Spurning cellphone, electricity, and SUV, an MIT graduate spends a year in a sustainable farming community

September 12, 2004

Better Off: Flipping the Switch on Technology
By Eric Brende
HarperCollins, 233 pp., illustrated, $24.95

For many of us, technology is the ever-present annoyance that we love to hate. While many would say that life is much easier due to the explosion of time- and labor-saving devices, it is undeniable that cellphones and automobiles are sources of irritation and stress. Some would even say that our quality of life has suffered because of these inventions. Who among us has not threatened to simplify his or her life by cutting back on the very gadgets that were supposed to make it easier? In ''Better Off," Eric Brende tells the story of a year spent with his wife, Mary, investigating the notion that technology has gone too far and is now taking more away from the pursuit of happiness than it is contributing.

The thesis is not unique. For centuries writers and thinkers have been bemoaning the technology-driven loss of contact with the earth and other humans. The idea that technology dehumanizes us is nothing new to scholars and many children of the 1960s. But many who pound out a living in office cubicles or spend hours in gridlocked traffic have not had time to consider that all that new ''stuff" they are buying to make life easier is making them crazy. Once we are in the machine it is hard to judge its effects on our lives. It could be said that we are so busy serving our machines that we don't have the time to think. I recommend spending a few hours of your valuable time reading ''Better Off." It will give you a new perspective on your life and will be time well spent.
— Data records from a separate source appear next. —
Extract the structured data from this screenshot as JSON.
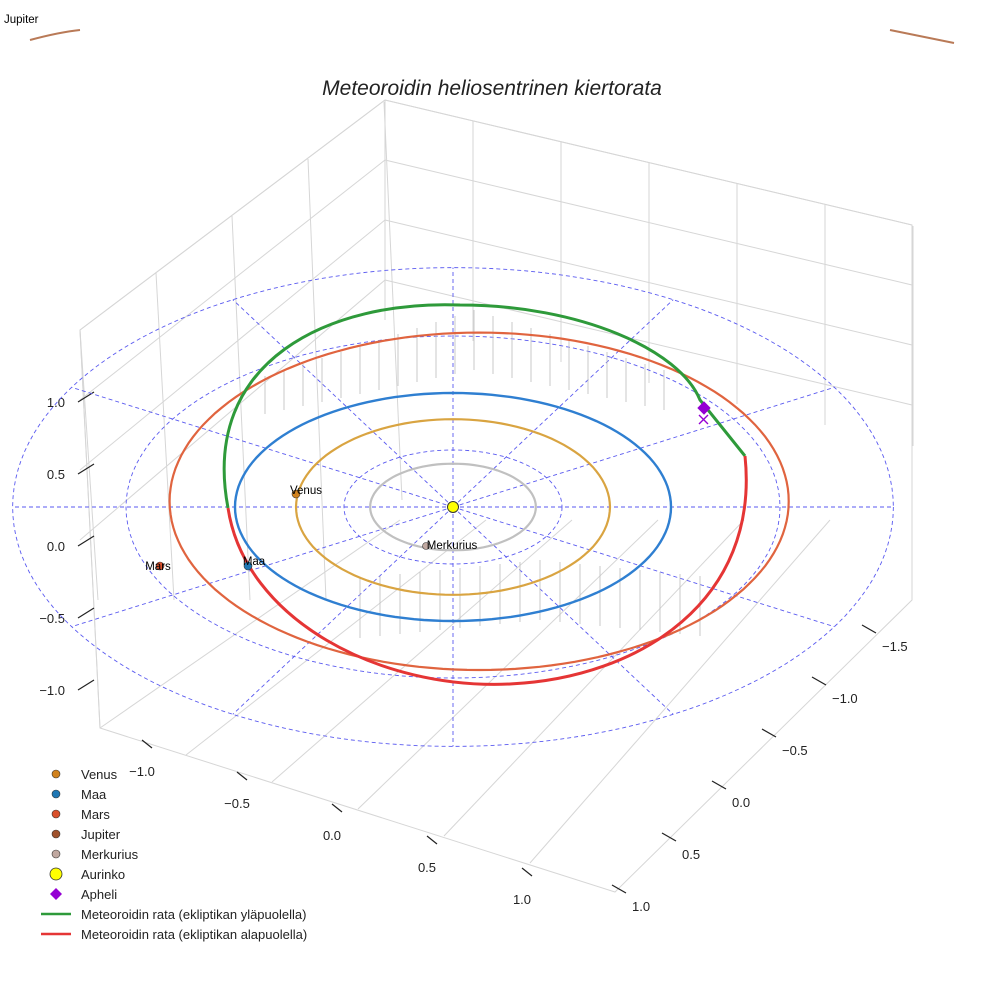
{
  "chart_data": {
    "type": "line-3d",
    "title": "Meteoroidin heliosentrinen kiertorata",
    "x_ticks": [
      "−1.5",
      "−1.0",
      "−0.5",
      "0.0",
      "0.5",
      "1.0"
    ],
    "y_ticks": [
      "−1.0",
      "−0.5",
      "0.0",
      "0.5",
      "1.0"
    ],
    "z_ticks": [
      "1.0",
      "0.5",
      "0.0",
      "−0.5",
      "−1.0"
    ],
    "bodies": [
      {
        "name": "Merkurius",
        "label": "Merkurius",
        "a_au": 0.39,
        "color": "#c0c0c0"
      },
      {
        "name": "Venus",
        "label": "Venus",
        "a_au": 0.72,
        "color": "#d9a441"
      },
      {
        "name": "Maa",
        "label": "Maa",
        "a_au": 1.0,
        "color": "#2f7fd1"
      },
      {
        "name": "Mars",
        "label": "Mars",
        "a_au": 1.52,
        "color": "#e0643f"
      },
      {
        "name": "Jupiter",
        "label": "Jupiter",
        "a_au": 5.2,
        "color": "#b97a57"
      }
    ],
    "meteoroid_orbit": {
      "above_color": "#2e9a3a",
      "below_color": "#e53535",
      "aphelion_au": 1.48,
      "perihelion_au": 0.96
    },
    "reference_circles_au": [
      0.5,
      1.0,
      1.5
    ],
    "legend": [
      {
        "label": "Venus",
        "marker": "circle",
        "color": "#d1821d"
      },
      {
        "label": "Maa",
        "marker": "circle",
        "color": "#1f77b4"
      },
      {
        "label": "Mars",
        "marker": "circle",
        "color": "#d9502b"
      },
      {
        "label": "Jupiter",
        "marker": "circle",
        "color": "#a0522d"
      },
      {
        "label": "Merkurius",
        "marker": "circle",
        "color": "#c0a8a0"
      },
      {
        "label": "Aurinko",
        "marker": "circle-large",
        "color": "#ffff00"
      },
      {
        "label": "Apheli",
        "marker": "diamond",
        "color": "#9400d3"
      },
      {
        "label": "Meteoroidin rata (ekliptikan yläpuolella)",
        "marker": "line",
        "color": "#2e9a3a"
      },
      {
        "label": "Meteoroidin rata (ekliptikan alapuolella)",
        "marker": "line",
        "color": "#e53535"
      }
    ]
  }
}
The Brendes -- newly wed, freshly graduated, and bravely idealistic -- decide to spend the first year of their married life in a low-tech Midwest community built on the Mennonite model. Brende calls its members Minimites because their credo seems to be to cut things back to their essence. For 12 months the Brendes give up internal combustion engines, electricity, and all the nifty conveniences such technology makes possible.

They live as many of our ancestors lived in the 19th and early 20th centuries -- as simple, sustainable farmers, close to the land, and close to community. For those of you whose lives are not remote from land, or who remember outhouses, the eternal war between mankind and weeds, or the joy of things as simple as cooling off on a summer day by natural means, the innocence and enthusiasm of this young couple will make you smile.